The Bull & Bear also sat down with Kuer Bul Gak, a third year student in bioresource engineering at McGill University on the MacDonald Campus and an SRP scholar. He noted that just two years ago, as a teacher at Kakuma Refugee Camp in Kenya, he had little opportunity to pursue tertiary education until WUSC offered him resettlement and a sponsorship at McGill. “I was thrilled, rejuvenated, and grateful.”
He noted that the youth-youth sponsorship model of WUSC and its investment in education, economic opportunities, and empowerment, provides “quality and durable solutions for young refugees.”
Despite the incredible opportunity WUSC provides for these students, members of WUSC McGill believe that the university could do more for student refugees.
“The funds we get to raise through the SSMU levy covers just the minimal needs the scholars have and that’s just for one year. McGill could help by waiving tuition and residence fees for the SRP scholars, for example, so we could lobby for more support for them and for an extended time,” said Ishimwe.
While the WUSC fee has been steady at two dollars per semester since 2016, tuition and residence costs have increased substantially during this time, and club members worry that WUSC will cease to be sustainable in the near future without a fee increase. The club is seeking to increase the fee in the winter 2021 SSMU referendum period. A fee increase would also help keep McGill’s WUSC club on par with the many other Canadian universities, including McMaster, UBC, and Bishop’s, which host many more students than McGill. Many universities also reduce WUSC students’ tuition and waive cafeteria or residence fees. While McGill classifies SRP scholars as Canadian rather than international students for tuition purposes, the International Students Office administration has chosen not to assist scholars as extensively as many other Canadian universities do.
Few students make it through the SRP compared to the number of refugee students who finish high school.

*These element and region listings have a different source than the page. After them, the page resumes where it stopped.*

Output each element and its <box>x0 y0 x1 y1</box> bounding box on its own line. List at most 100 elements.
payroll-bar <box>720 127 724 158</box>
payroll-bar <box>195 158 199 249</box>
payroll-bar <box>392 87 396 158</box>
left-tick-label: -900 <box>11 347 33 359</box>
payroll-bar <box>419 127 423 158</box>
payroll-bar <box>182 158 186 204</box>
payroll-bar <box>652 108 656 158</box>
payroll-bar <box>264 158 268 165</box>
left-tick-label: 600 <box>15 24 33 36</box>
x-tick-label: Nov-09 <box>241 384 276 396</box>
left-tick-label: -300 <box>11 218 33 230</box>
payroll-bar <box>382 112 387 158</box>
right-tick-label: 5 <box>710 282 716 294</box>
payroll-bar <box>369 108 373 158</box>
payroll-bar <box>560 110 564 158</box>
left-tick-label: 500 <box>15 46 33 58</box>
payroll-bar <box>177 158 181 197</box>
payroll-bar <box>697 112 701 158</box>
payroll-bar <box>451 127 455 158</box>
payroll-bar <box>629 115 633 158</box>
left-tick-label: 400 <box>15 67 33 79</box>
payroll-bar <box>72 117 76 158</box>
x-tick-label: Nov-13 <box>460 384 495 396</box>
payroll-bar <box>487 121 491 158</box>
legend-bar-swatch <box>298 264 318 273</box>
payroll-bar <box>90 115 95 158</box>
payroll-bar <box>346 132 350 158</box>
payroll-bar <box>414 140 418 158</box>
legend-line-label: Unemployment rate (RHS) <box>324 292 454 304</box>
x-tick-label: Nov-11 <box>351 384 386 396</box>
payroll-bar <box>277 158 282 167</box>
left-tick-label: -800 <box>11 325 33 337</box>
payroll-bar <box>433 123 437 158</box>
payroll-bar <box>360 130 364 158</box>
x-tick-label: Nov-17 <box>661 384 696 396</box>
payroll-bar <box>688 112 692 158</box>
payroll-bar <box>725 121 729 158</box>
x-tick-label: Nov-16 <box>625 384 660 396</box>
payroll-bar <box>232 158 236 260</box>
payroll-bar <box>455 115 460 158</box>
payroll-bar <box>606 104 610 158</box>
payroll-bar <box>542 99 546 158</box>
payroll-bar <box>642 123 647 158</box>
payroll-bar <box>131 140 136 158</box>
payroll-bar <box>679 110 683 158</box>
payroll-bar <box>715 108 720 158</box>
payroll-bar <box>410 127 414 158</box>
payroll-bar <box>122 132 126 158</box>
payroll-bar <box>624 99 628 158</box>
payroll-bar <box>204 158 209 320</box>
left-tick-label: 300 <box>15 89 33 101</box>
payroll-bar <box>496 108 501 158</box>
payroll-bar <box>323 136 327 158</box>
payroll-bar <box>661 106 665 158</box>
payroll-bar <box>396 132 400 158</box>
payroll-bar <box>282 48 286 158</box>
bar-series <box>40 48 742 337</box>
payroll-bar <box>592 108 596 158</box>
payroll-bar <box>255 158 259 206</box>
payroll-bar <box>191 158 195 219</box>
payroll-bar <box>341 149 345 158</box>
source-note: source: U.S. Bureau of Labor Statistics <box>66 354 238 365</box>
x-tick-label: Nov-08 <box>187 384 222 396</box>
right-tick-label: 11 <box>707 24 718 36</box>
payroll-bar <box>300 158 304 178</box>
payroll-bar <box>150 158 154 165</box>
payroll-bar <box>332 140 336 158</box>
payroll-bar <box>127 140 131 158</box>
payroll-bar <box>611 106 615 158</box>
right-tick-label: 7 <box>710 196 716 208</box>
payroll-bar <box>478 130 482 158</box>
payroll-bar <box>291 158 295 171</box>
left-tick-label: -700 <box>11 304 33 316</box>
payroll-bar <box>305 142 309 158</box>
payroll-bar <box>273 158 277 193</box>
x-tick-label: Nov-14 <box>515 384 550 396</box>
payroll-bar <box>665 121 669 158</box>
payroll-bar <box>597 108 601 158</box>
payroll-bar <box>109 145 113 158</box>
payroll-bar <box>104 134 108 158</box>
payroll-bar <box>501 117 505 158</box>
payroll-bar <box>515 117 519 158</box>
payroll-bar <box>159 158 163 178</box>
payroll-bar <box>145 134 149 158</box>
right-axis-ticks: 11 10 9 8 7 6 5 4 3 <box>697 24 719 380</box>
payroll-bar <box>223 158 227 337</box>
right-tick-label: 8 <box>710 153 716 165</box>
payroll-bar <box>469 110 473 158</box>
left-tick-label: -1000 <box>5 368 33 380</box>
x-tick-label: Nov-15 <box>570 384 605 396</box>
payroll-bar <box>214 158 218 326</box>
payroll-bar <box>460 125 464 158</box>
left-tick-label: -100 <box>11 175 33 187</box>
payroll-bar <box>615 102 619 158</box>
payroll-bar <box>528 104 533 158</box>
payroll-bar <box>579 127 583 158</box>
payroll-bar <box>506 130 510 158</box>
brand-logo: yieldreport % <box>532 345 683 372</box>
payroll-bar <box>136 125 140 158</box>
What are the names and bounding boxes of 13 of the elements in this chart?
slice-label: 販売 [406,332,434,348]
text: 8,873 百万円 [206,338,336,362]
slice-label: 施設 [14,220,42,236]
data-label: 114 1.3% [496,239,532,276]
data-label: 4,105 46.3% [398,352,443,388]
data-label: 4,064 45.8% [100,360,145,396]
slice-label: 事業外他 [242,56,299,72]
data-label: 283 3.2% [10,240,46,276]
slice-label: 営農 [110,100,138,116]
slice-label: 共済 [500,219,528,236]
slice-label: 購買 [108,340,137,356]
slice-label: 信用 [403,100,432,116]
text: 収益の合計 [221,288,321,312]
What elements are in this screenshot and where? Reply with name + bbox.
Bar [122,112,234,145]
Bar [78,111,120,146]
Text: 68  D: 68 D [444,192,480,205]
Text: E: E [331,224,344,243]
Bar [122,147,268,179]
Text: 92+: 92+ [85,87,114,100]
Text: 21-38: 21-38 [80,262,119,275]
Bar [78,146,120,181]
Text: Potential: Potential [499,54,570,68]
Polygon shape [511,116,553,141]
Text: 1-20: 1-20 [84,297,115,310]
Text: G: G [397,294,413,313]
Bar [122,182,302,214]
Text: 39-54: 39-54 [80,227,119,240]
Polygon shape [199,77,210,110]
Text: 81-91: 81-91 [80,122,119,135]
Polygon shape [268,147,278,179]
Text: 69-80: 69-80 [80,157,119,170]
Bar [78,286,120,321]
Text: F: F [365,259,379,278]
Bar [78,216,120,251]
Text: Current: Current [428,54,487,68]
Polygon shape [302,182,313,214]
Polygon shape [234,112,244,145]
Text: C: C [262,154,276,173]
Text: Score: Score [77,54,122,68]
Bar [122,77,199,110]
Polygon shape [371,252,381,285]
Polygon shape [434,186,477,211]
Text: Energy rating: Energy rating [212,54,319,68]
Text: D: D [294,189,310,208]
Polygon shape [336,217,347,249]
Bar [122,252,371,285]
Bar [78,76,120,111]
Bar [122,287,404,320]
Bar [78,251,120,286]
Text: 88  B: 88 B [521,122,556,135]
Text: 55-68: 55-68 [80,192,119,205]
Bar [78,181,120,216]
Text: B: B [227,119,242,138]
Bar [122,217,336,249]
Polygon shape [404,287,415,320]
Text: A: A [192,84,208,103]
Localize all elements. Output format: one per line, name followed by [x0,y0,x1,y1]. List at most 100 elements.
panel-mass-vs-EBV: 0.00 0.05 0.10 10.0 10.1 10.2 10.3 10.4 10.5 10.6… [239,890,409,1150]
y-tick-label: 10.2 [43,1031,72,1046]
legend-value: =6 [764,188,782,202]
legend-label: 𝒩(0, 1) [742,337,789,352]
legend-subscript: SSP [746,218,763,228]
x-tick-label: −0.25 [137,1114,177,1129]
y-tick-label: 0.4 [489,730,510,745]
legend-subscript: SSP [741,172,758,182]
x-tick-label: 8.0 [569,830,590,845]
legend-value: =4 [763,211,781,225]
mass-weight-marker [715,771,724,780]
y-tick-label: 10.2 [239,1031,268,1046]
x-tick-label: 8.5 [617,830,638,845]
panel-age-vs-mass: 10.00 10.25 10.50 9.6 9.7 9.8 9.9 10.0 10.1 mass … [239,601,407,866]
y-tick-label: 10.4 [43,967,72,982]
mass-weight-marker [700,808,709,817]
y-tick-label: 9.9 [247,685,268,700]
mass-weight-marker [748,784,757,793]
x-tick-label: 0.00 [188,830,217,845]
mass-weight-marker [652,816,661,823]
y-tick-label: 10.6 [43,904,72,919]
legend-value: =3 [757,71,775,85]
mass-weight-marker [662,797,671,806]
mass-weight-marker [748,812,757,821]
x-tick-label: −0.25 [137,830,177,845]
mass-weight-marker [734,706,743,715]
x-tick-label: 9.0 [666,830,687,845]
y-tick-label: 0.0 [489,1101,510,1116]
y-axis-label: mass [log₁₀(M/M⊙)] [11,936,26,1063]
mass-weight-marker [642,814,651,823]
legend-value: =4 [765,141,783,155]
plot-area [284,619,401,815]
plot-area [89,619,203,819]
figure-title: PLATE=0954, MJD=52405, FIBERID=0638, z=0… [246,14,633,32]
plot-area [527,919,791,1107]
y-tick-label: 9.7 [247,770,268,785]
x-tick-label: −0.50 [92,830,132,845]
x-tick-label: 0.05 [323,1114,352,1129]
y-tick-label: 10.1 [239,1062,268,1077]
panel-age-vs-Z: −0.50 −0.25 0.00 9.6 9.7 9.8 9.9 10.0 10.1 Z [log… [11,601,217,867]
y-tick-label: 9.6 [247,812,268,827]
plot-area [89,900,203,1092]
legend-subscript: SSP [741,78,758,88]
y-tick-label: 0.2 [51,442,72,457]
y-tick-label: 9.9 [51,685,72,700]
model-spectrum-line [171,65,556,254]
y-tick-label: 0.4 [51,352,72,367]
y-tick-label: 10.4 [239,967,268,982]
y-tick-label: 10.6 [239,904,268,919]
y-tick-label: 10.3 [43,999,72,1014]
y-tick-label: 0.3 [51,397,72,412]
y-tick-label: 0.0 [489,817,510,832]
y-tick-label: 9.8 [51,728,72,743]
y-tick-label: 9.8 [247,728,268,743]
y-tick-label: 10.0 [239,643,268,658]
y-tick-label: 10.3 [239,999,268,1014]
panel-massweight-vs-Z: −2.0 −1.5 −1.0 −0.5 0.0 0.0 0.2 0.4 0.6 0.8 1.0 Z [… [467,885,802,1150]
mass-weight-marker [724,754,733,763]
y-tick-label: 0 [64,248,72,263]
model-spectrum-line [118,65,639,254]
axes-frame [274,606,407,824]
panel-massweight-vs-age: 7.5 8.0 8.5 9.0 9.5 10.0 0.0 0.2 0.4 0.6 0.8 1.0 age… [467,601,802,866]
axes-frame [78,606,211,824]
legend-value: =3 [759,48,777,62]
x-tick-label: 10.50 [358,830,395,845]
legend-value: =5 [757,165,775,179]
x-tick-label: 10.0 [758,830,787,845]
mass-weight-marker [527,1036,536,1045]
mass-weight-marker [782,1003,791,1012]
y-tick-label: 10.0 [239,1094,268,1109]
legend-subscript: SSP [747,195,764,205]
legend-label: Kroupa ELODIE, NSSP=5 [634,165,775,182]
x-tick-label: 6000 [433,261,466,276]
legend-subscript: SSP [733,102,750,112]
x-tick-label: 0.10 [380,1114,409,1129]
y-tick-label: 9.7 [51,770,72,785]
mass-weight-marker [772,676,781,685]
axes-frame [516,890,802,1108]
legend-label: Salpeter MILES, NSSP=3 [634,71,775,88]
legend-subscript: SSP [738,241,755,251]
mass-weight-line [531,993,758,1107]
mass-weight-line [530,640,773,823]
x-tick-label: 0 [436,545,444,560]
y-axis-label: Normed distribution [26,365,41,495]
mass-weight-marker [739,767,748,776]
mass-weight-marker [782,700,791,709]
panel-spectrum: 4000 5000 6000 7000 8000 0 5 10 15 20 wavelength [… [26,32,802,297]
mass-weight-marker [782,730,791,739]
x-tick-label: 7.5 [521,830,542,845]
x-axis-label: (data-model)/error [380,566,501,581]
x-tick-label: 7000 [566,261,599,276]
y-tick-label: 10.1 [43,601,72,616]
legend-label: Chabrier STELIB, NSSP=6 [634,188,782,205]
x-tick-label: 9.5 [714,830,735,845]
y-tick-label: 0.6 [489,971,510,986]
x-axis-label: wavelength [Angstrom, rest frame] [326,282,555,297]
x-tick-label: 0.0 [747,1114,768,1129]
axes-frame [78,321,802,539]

While the WUSC office received over 600 applicants in Malawi for this incoming cohort for example, only eleven are coming to Canada this winter, according to Ishimwe.
Despite this year’s difficulties, students will be quarantining in residence halls and will receive a welcome package as well as a designated guide who will help them navigate campus and Montreal. They will also have access to online activities to meet people. Normally, WUSC hosts a holiday meal for the students and greets them at the airport when they arrive.
Although the circumstances of their arrival will be very different from previous years, WUSC McGill asserts their commitment to the program, and their happiness on welcoming the refugees this year.
“It is not going to be an arrival like the others, we are constantly planning and brainstorming to adapt to the situation, but despite all of this, we are very excited to finally welcome the long awaited SRP scholars to McGill,” confirmed Ishimwe.